McConnell also used his speech to target the criticism he and other Republicans have received for opposing Adeel Mangi’s nomination to the 3rd U.S. Circuit Court of Appeals. Mangi, a Pakistani American litigator, has faced universal GOP opposition and tepid Democratic support for his nomination. Both Sens. Joe Manchin (D-WV) and Catherine Cortez Masto (D-NV) say they’ll vote against Mangi’s confirmation due to his lack of bipartisan support and ties to controversial groups, though he has the backing of a wide swath of the Jewish community, including the Anti-Defamation League, American Jewish Committee and National Council of Jewish Women.. 

Mangi has repeatedly condemned terrorism and the Oct. 7 attacks. He has also distanced himself from a board he served on at Rutgers University that held an event commemorating the 9/11 attacks. The White House has defended Mangi, saying in March that Republicans had launched a “cruel, Islamophobic, smear campaign” against him.
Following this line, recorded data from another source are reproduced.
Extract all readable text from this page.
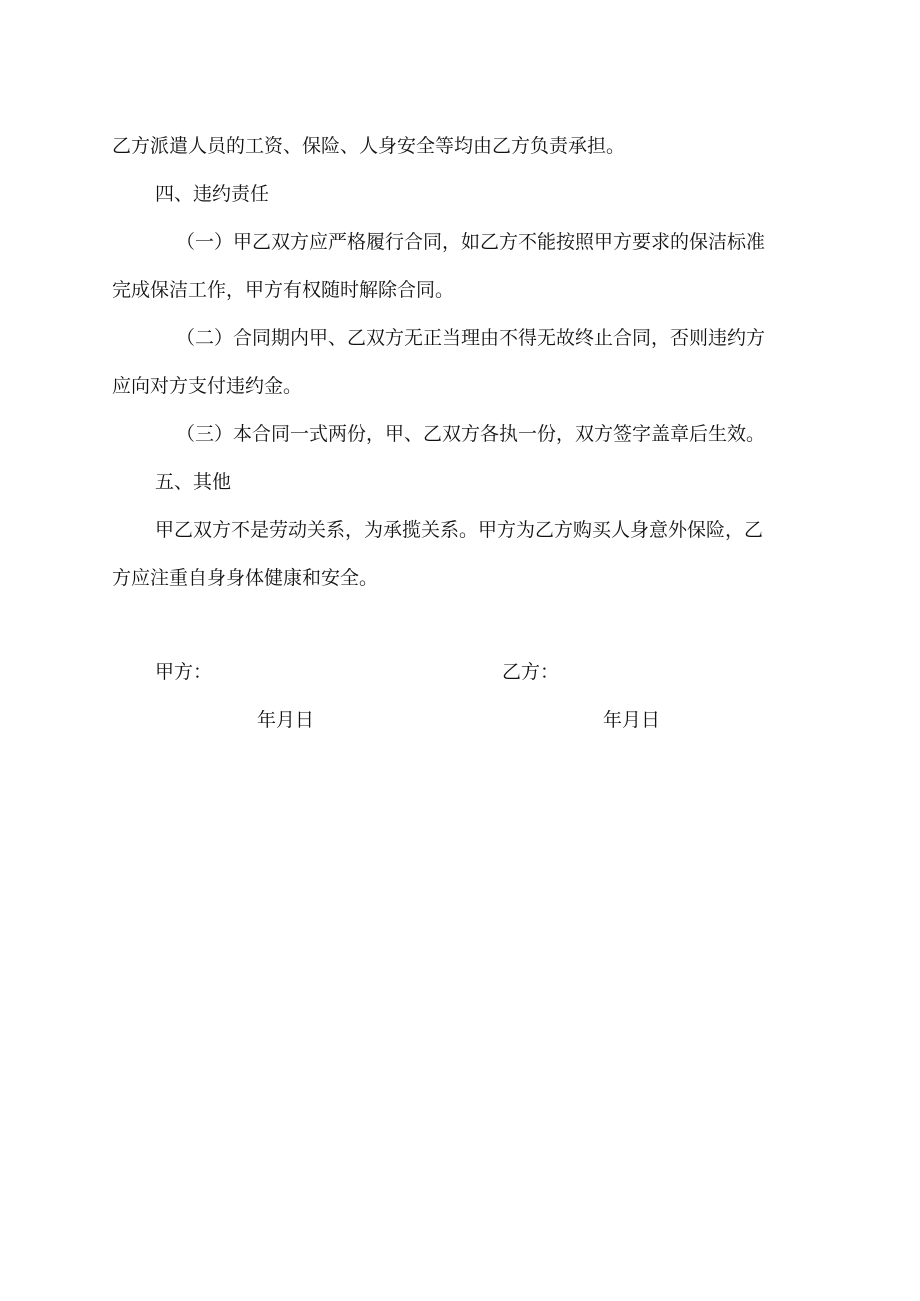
乙方派遣人员的工资、保险、人身安全等均由乙方负责承担。
四、违约责任
（一）甲乙双方应严格履行合同，如乙方不能按照甲方要求的保洁标准
完成保洁工作，甲方有权随时解除合同。
（二）合同期内甲、乙双方无正当理由不得无故终止合同，否则违约方
应向对方支付违约金。
（三）本合同一式两份，甲、乙双方各执一份，双方签字盖章后生效。
五、其他
甲乙双方不是劳动关系，为承揽关系。甲方为乙方购买人身意外保险，乙
方应注重自身身体健康和安全。
甲方：	乙方：
年月日	年月日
“The hateful ideas being expressed are not new to America’s universities. The world’s oldest form of hate has been alive and well in higher education for some time now. From the vile ‘boycott, divest, and sanction’ movement a decade ago to the establishment of outfits like the Rutgers Center for Race, Rights, and Religion, the forces of bigotry have been on the move,” McConnell explained. 

“These forces have powerful friends: President Biden’s nominee for the Third Circuit, Adeel Mangi, has long been a patron of the antisemitic Rutgers center. In fact, as new evidence indicates, he’s played a much more active and enthusiastic role than he described to our colleagues on the Judiciary Committee,” he continued. “Apparently, every progressive organization in the country is furious that my colleagues and I have dared to call attention to these disqualifying facts.”
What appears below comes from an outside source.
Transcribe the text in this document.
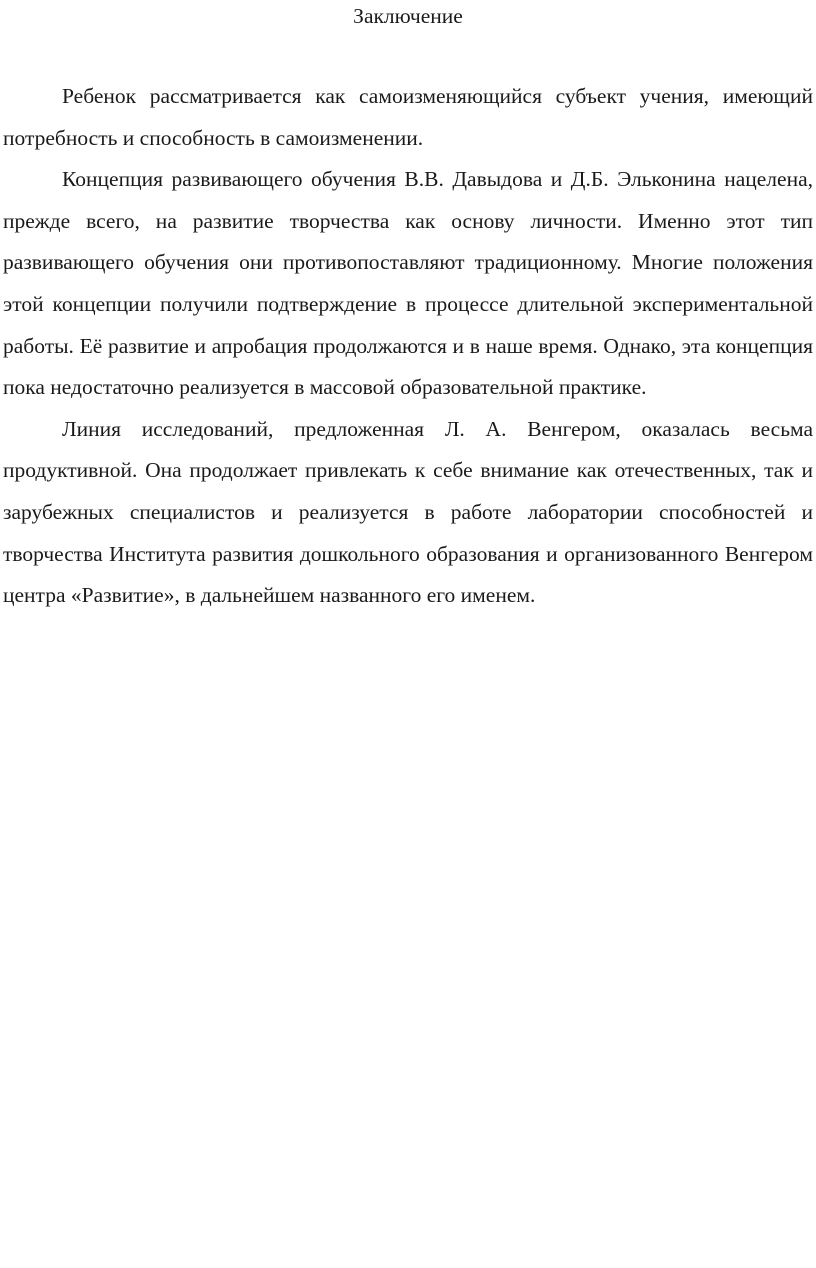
Заключение

Ребенок рассматривается как самоизменяющийся субъект учения, имеющий потребность и способность в самоизменении.

Концепция развивающего обучения В.В. Давыдова и Д.Б. Эльконина нацелена, прежде всего, на развитие творчества как основу личности. Именно этот тип развивающего обучения они противопоставляют традиционному. Многие положения этой концепции получили подтверждение в процессе длительной экспериментальной работы. Её развитие и апробация продолжаются и в наше время. Однако, эта концепция пока недостаточно реализуется в массовой образовательной практике.

Линия исследований, предложенная Л. А. Венгером, оказалась весьма продуктивной. Она продолжает привлекать к себе внимание как отечественных, так и зарубежных специалистов и реализуется в работе лаборатории способностей и творчества Института развития дошкольного образования и организованного Венгером центра «Развитие», в дальнейшем названного его именем.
“So let’s get it straight: Radicalism has no place in higher education or on the federal bench.” 

McConnell called on President Joe Biden and the White House to pull Mangi’s nomination and condemn the antisemitism taking place on college campuses, accusing the president of “prioritizing the feelings of his political supporters over moral clarity.”
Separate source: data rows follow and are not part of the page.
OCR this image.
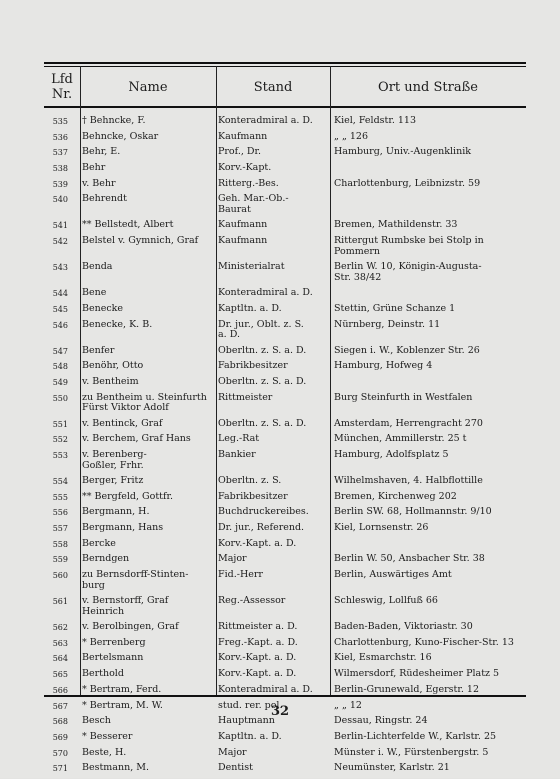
Lfd
Nr.	Name	Stand	Ort und Straße
535 † Behncke, F.	Konteradmiral a. D.	Kiel, Feldstr. 113
536 Behncke, Oskar	Kaufmann	„ „ 126
537 Behr, E.	Prof., Dr.	Hamburg, Univ.-Augenklinik
538 Behr	Korv.-Kapt.
539 v. Behr	Ritterg.-Bes.	Charlottenburg, Leibnizstr. 59
540 Behrendt	Geh. Mar.-Ob.-
Baurat
541 ** Bellstedt, Albert	Kaufmann	Bremen, Mathildenstr. 33
542 Belstel v. Gymnich, Graf	Kaufmann	Rittergut Rumbske bei Stolp in
Pommern
543 Benda	Ministerialrat	Berlin W. 10, Königin-Augusta-
Str. 38/42
544 Bene	Konteradmiral a. D.
545 Benecke	Kaptltn. a. D.	Stettin, Grüne Schanze 1
546 Benecke, K. B.	Dr. jur., Oblt. z. S.
a. D.
Nürnberg, Deinstr. 11
547 Benfer	Oberltn. z. S. a. D.	Siegen i. W., Koblenzer Str. 26
548 Benöhr, Otto	Fabrikbesitzer	Hamburg, Hofweg 4
549 v. Bentheim	Oberltn. z. S. a. D.
550 zu Bentheim u. Steinfurth
Fürst Viktor Adolf
Rittmeister	Burg Steinfurth in Westfalen
551 v. Bentinck, Graf	Oberltn. z. S. a. D.	Amsterdam, Herrengracht 270
552 v. Berchem, Graf Hans	Leg.-Rat	München, Ammillerstr. 25 t
553 v. Berenberg-
Goßler, Frhr.
Bankier	Hamburg, Adolfsplatz 5
554 Berger, Fritz	Oberltn. z. S.	Wilhelmshaven, 4. Halbflottille
555 ** Bergfeld, Gottfr.	Fabrikbesitzer	Bremen, Kirchenweg 202
556 Bergmann, H.	Buchdruckereibes.	Berlin SW. 68, Hollmannstr. 9/10
557 Bergmann, Hans	Dr. jur., Referend.	Kiel, Lornsenstr. 26
558 Bercke	Korv.-Kapt. a. D.
559 Berndgen	Major	Berlin W. 50, Ansbacher Str. 38
560 zu Bernsdorff-Stinten-
burg
Fid.-Herr	Berlin, Auswärtiges Amt
561 v. Bernstorff, Graf
Heinrich
Reg.-Assessor	Schleswig, Lollfuß 66
562 v. Berolbingen, Graf	Rittmeister a. D.	Baden-Baden, Viktoriastr. 30
563 * Berrenberg	Freg.-Kapt. a. D.	Charlottenburg, Kuno-Fischer-Str. 13
564 Bertelsmann	Korv.-Kapt. a. D.	Kiel, Esmarchstr. 16
565 Berthold	Korv.-Kapt. a. D.	Wilmersdorf, Rüdesheimer Platz 5
566 * Bertram, Ferd.	Konteradmiral a. D.	Berlin-Grunewald, Egerstr. 12
567 * Bertram, M. W.	stud. rer. pol.	„ „ 12
568 Besch	Hauptmann	Dessau, Ringstr. 24
569 * Besserer	Kaptltn. a. D.	Berlin-Lichterfelde W., Karlstr. 25
570 Beste, H.	Major	Münster i. W., Fürstenbergstr. 5
571 Bestmann, M.	Dentist	Neumünster, Karlstr. 21
32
“Antisemitism is not a nuanced academic theory. It is not, as the White House press secretary described campus radicals’ motivations yesterday, a mere ‘difficult viewpoint,’” McConnell said. “It is not justified by political disagreements with Israel and its government. It is not entitled to take over campuses and make life miserable for Jewish students.”

Senate Majority Leader Chuck Schumer (D-NY) similarly condemned the unrest on Columbia’s campus on Tuesday, saying on the Senate floor, “Smashing windows with hammers and taking over university buildings is not free speech. It is lawlessness. And those who did it should promptly face the consequences that are not merely a slap on the wrist.”

“Free speech, discussion, and even strong disagreement are fundamental American values, and campuses should be places where those values are cherished,” Schumer said. “Campuses cannot be places of learning and argument and discussion when protests veer into criminality, and those who commit such acts are doing nothing to convince others that their cause is just.”

Columbia has faced two weeks of anti-Israel protests from students on campus that escalated into numerous instances of physical assault and harassment against Jewish and pro-Israel students. More than 100 anti-Israel activists were initially arrested last week, though most have since returned to the campus.

Columbia University President Minouche Shafik said on Monday that the administration was unable to reach an agreement with protesters and would move ahead with having them removed from the encampment. University spokesman Ben Chang said later Monday that students who refused to leave the encampment would face disciplinary action. 

The campus devolved into chaos on Monday evening as scores of protesters used hammers and other tools to break open doors to the university’s Hamilton Hall and took over the building. Students hung banners reading “Intifada” and “Liberation Education” on windows and ledges. 

University police have since locked down all but one entry point into the campus while they attempted to gain control of the situation, while remaining agitators said Columbia’s refusal to divest from Israel had moved them to double down on their efforts.